They say that Bihar carries India on its back. Its migrant labourers make huge contributions to the economy but when we discuss migration, we invariably think of hotshot Kannadigas in Silicon Valley, not the Bihari porters and construction workers who fuel our growth.
This is one of the many misconstructions about migration thrown up by the 2009 Human Development Report, which explores this hallmark of globalisation. For instance, it finds that the volume of internal migration in China and India rivals the volume of all international flows. And it reminds us that many countries have fewer people of foreign origin today than they did during the last wave of globalisation, during the colonial era.
A purely economic analysis cannot explain migration. People also move to acquire prestige (“My son is in the US.”) or to escape traditional hierarchies like caste (“My name is Bharati. Just Bharati.”). And migrants face hostility that has no basis in economic reality: they actually contribute to the growth of host economies and do not significantly burden their social budgets. The report also dismisses the perception that migration typically proceeds from less developed to more developed economies. Migration flows within these categories are also very large, despite the huge prosperity gap between them. One hopes that this report is taken note of by First World negotiators at the World Trade Organisation, who are obsessed with enabling the movement of capital across borders while disabling the movement of labour.
The report also questions one of India’s leading myths — that of remittance-led development. In a number of underdeveloped countries, the volume of remittances is greater than that of official aid. But it might also be observed that within India, Bihar has lived on remittances far longer than Kerala. Bihar remains a basket case, while Kerala’s held up as an exemplar of development. Let’s celebrate our NRIs by all means, while remembering that remittances create wealth, but not necessarily development.
And yet, there is something missing here — a satisfactory analysis of the causes of migration. People move out of choice or compulsion, but these are only two clearly defined endpoints on a long continuum of mixed motivations. Free choice is intrinsically good and compulsion is intrinsically vile, but how does one evaluate real-world choices made in the grey area in between? Unless you’re Jean-Paul Sartre’s astral body, you probably recognise that what passes for free choice in everyday life is often conditioned by necessity.
In different degrees, the Narmada oustee, the Bihari labourer and the white-collar worker who relocates for preferment are under some compulsion to move. The idea of compulsion doesn’t sit easily in the generally happy discourse of globalisation, but we must accommodate it.

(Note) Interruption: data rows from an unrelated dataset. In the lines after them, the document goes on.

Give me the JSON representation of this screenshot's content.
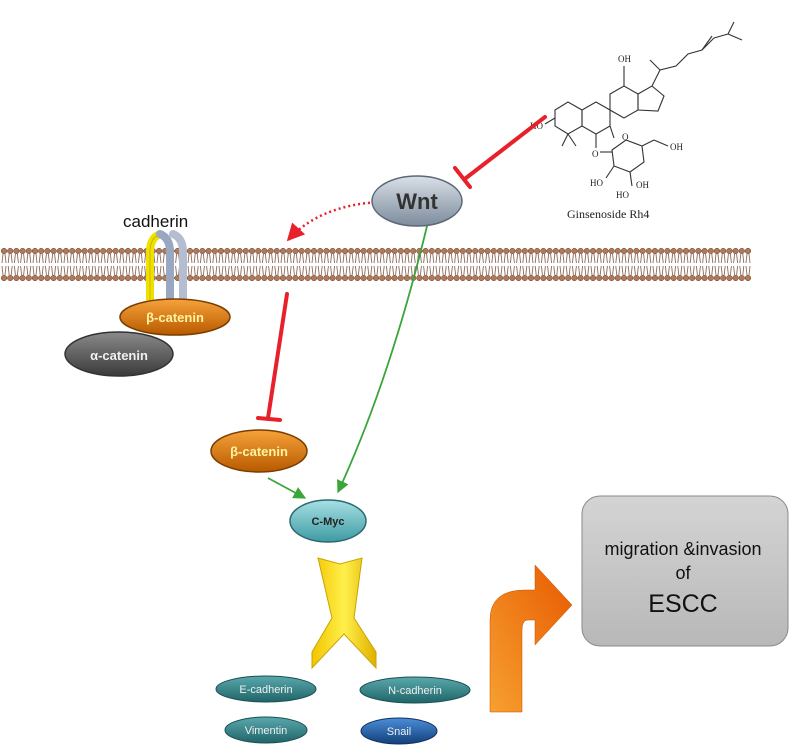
{
  "compound": {
    "name": "Ginsenoside Rh4",
    "atoms": {
      "oh_top": "OH",
      "ho_left": "HO",
      "o_link": "O",
      "o_ring": "O",
      "oh_sugar": "OH",
      "ho_sugar1": "HO",
      "ho_sugar2": "HO",
      "oh_sugar2": "OH"
    }
  },
  "nodes": {
    "wnt": "Wnt",
    "cadherin": "cadherin",
    "beta_catenin_membrane": "β-catenin",
    "alpha_catenin": "α-catenin",
    "beta_catenin_cyto": "β-catenin",
    "cmyc": "C-Myc",
    "e_cadherin": "E-cadherin",
    "n_cadherin": "N-cadherin",
    "vimentin": "Vimentin",
    "snail": "Snail"
  },
  "outcome": {
    "line1": "migration &invasion",
    "line2": "of",
    "line3": "ESCC"
  },
  "colors": {
    "inhibit": "#e8202a",
    "activate": "#3aa63a",
    "wnt_fill": "#9aa7b6",
    "beta_fill": "#e07a10",
    "alpha_fill": "#555555",
    "cmyc_fill": "#5bb8bf",
    "marker_fill": "#2e7f83",
    "snail_fill": "#1f5fa8",
    "yellow_arrow": "#f5d800",
    "orange_arrow": "#f07a10",
    "outcome_box": "#c8c8c8"
  }
}
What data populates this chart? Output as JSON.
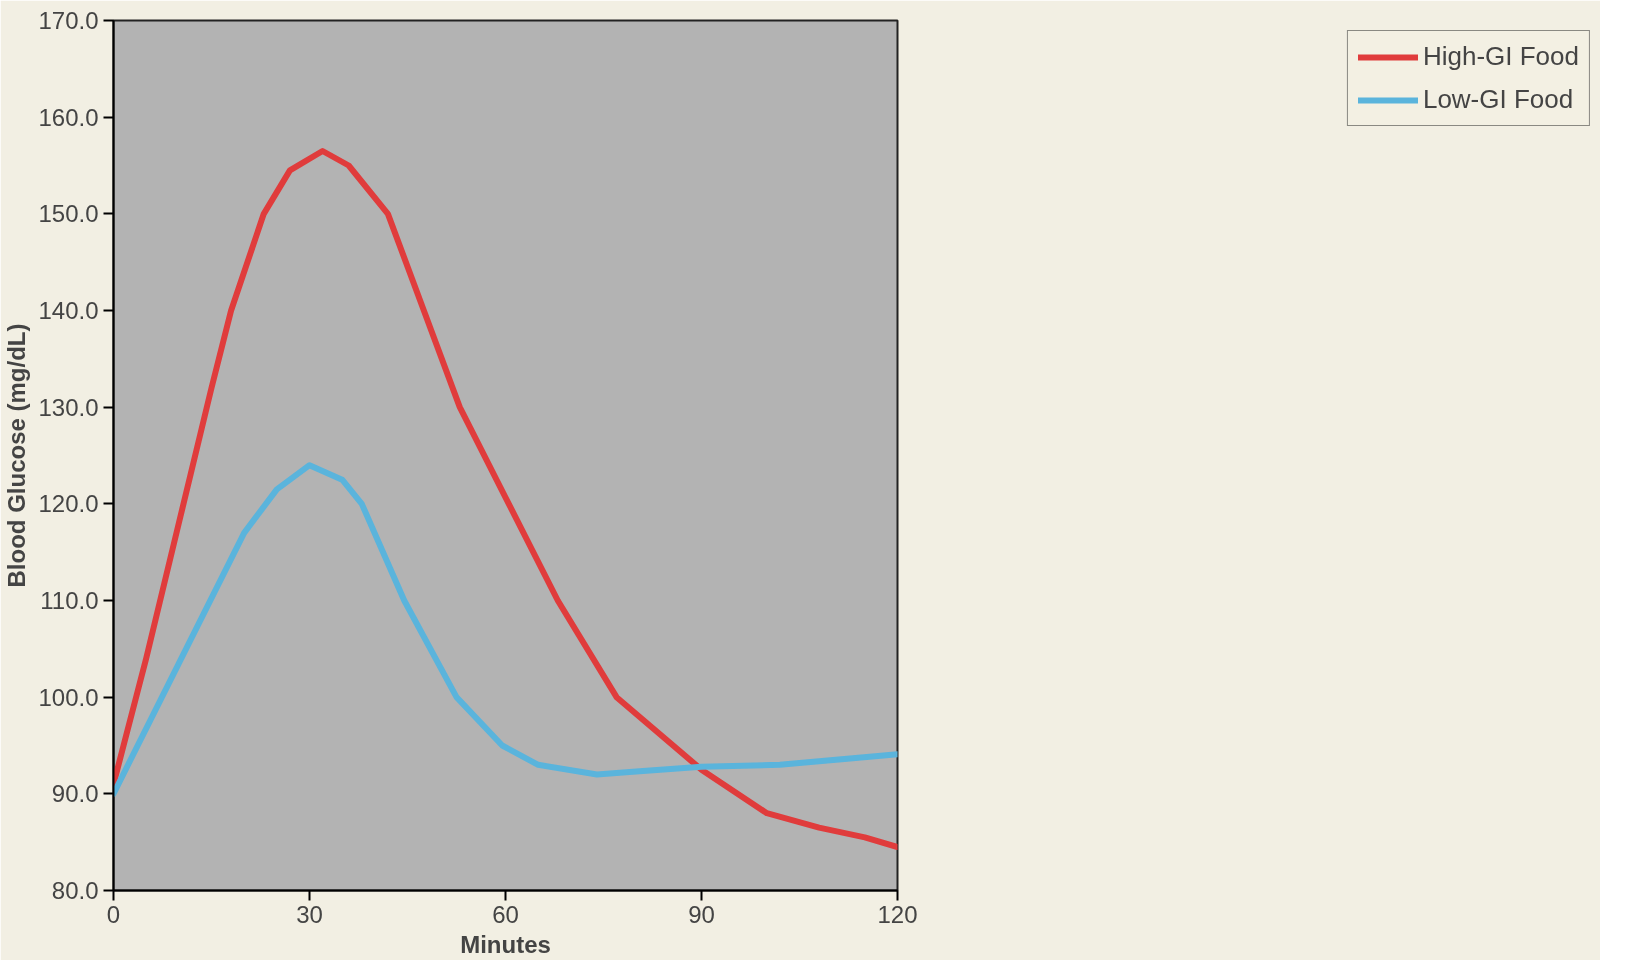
{
  "chart_data": {
    "type": "line",
    "xlabel": "Minutes",
    "ylabel": "Blood Glucose (mg/dL)",
    "xlim": [
      0,
      120
    ],
    "xticks": [
      0,
      30,
      60,
      90,
      120
    ],
    "ylim": [
      80,
      170
    ],
    "yticks": [
      {
        "value": 80,
        "label": "80.0"
      },
      {
        "value": 90,
        "label": "90.0"
      },
      {
        "value": 100,
        "label": "100.0"
      },
      {
        "value": 110,
        "label": "110.0"
      },
      {
        "value": 120,
        "label": "120.0"
      },
      {
        "value": 130,
        "label": "130.0"
      },
      {
        "value": 140,
        "label": "140.0"
      },
      {
        "value": 150,
        "label": "150.0"
      },
      {
        "value": 160,
        "label": "160.0"
      },
      {
        "value": 170,
        "label": "170.0"
      }
    ],
    "grid": false,
    "legend": "right",
    "marker": "none",
    "line_style": "solid",
    "series": [
      {
        "name": "High-GI Food",
        "color": "#e03c3c",
        "x": [
          0,
          5,
          10,
          15,
          18,
          23,
          27,
          32,
          36,
          42,
          47.5,
          53,
          60.5,
          68,
          77,
          90,
          100,
          108,
          115,
          120
        ],
        "values": [
          91,
          104,
          118,
          132,
          140,
          150,
          154.5,
          156.5,
          155,
          150,
          140,
          130,
          120,
          110,
          100,
          92.5,
          88,
          86.5,
          85.5,
          84.5
        ]
      },
      {
        "name": "Low-GI Food",
        "color": "#5ab4dc",
        "x": [
          0,
          10,
          20,
          25,
          30,
          35,
          38,
          44.5,
          52.5,
          59.5,
          65,
          74,
          80,
          90,
          102,
          120
        ],
        "values": [
          90,
          103.5,
          117,
          121.5,
          124,
          122.5,
          120,
          110,
          100,
          95,
          93,
          92,
          92.3,
          92.8,
          93,
          94.1
        ]
      }
    ]
  }
}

The report celebrates migration as a great liberator, with a nod to the pathbreaking Chicago philosopher Martha Nussbaum, who identifies freedom of movement as one of the capabilities which reflect the quantum of individual liberty. But in countries like India, where people routinely move out of necessity rather than choice, there are other issues too. People generally better their lot by moving, but should they be compelled to do so? Wouldn’t it be best for society at large if they could choose to stay home, and not have to carry India on their backs?